From Douglas Blessing, Port Harcourt

The Corporate Accountability and Public Participation Africa (CAPPA) has called on civil society groups and community groups to continue advocating for fair treatment of impacted communities under the Petroleum Industry Act (PIA) regime.

CAPPA representatives made the recommendation at a One-day Civil Society/Communities/Media Discussion on Soot Pollution which held in Port Harcourt.

A participant at the engagement and Executive Director of “We the People”, Ken Henshaw, insisted that the PIA failed to protect the interest of impacted communities in the Niger Delta.

Henshaw said “The PIA was an opportunity for us to address this problem, but the PIA failed woefully in addressing the problems. So, rather than seeks strategies to better protect the complex matrix of pipelines across the swamp creeks and rivers of the Niger Delta region, what the PIA itself does is to conclude that communities are the ones stealing crude oil.

“If it is agreed that oil theft is a complex business with international finance and so on so forth, right, so why do you now put the responsibility of protecting all installation from armed criminals.

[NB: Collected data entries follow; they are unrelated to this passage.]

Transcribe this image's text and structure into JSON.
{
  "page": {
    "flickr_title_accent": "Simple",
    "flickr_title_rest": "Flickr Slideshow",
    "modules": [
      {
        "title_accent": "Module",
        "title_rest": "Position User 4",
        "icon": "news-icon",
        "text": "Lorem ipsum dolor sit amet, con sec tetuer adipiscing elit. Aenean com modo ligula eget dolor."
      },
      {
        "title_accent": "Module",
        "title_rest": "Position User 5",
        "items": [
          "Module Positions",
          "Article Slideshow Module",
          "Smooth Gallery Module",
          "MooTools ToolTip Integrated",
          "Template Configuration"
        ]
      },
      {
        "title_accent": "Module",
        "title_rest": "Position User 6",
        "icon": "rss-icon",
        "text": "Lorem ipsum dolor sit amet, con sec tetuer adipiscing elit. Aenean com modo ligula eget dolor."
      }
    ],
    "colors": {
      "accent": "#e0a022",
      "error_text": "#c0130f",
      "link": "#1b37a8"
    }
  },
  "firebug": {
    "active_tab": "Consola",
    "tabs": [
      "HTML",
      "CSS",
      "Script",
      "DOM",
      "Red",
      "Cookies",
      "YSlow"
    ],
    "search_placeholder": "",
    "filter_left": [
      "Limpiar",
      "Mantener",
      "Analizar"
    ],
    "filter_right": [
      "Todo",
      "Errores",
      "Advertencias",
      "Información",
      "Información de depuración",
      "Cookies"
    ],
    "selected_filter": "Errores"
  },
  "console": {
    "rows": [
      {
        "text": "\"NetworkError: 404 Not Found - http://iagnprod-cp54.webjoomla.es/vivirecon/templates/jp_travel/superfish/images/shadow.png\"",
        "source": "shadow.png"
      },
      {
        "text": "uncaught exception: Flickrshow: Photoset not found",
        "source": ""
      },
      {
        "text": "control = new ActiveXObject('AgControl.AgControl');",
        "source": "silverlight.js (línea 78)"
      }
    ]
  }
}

You put the responsibility on local people who are unarmed. 

“This is a continuation of the fights of the Nigerian state in collaboration with oil companies against the local people of the region. 

“The PIA has emerged now as an instrument of oppression of our people. That’s what the PIA has made itself, an instrument of our oppression, an extra instrument for the oppression of the people of the region. And what we are going to see is a consistently month in month out, year in year out, certain communities in the Niger Delta will get no benefit from the PIA.

“The PIA said that any act that sabotages production, including disobedience, genuinely protest by communities that blocks the entrance of an oil company can be interpreted by that oil company as disruption of production process  and that can lead to loss of benefit aquarium from the PIA”. 

Speaking on the oil companies divesting to offshore, Henshaw said they are divesting because they are running away from the environmental catastrophe and ecological damage they have caused in the Niger Delta region.

He therefore, urged government to put frameworks in place to ensure that if all companies are diversified and leaving,  they must clean up their mess, restore the livelihoods of the people before they leave otherwise, hold them accountable.

Earlier in his remarks, Mr Philip Jakpor, Director of Programmes, CAPPA, noted the need for government to tackle the soot menace for safety of residents of Rivers State as it also affects other parts of the Niger Delta region.

He explained “seven years ago when residents of Port Harcourt and environs started noticing thick smog in the

atmosphere. Residents felt alarmed because what they observed was not associated with harmattan or the morning dew after heavy rains. There was something unusually different with this type of smog as it left black stains on the surface of items.

“The stains later found to be soot coated everything in the open space from roots tops, top of cars, cloths hung outside, and even penetrating the surface of appliances and floors of homes. 

“But its impacts were not only the smog, poor visibility, or coating of the environment; over time, residents inhaling the toxic dust started experiencing health challenges”, Jakpor explained.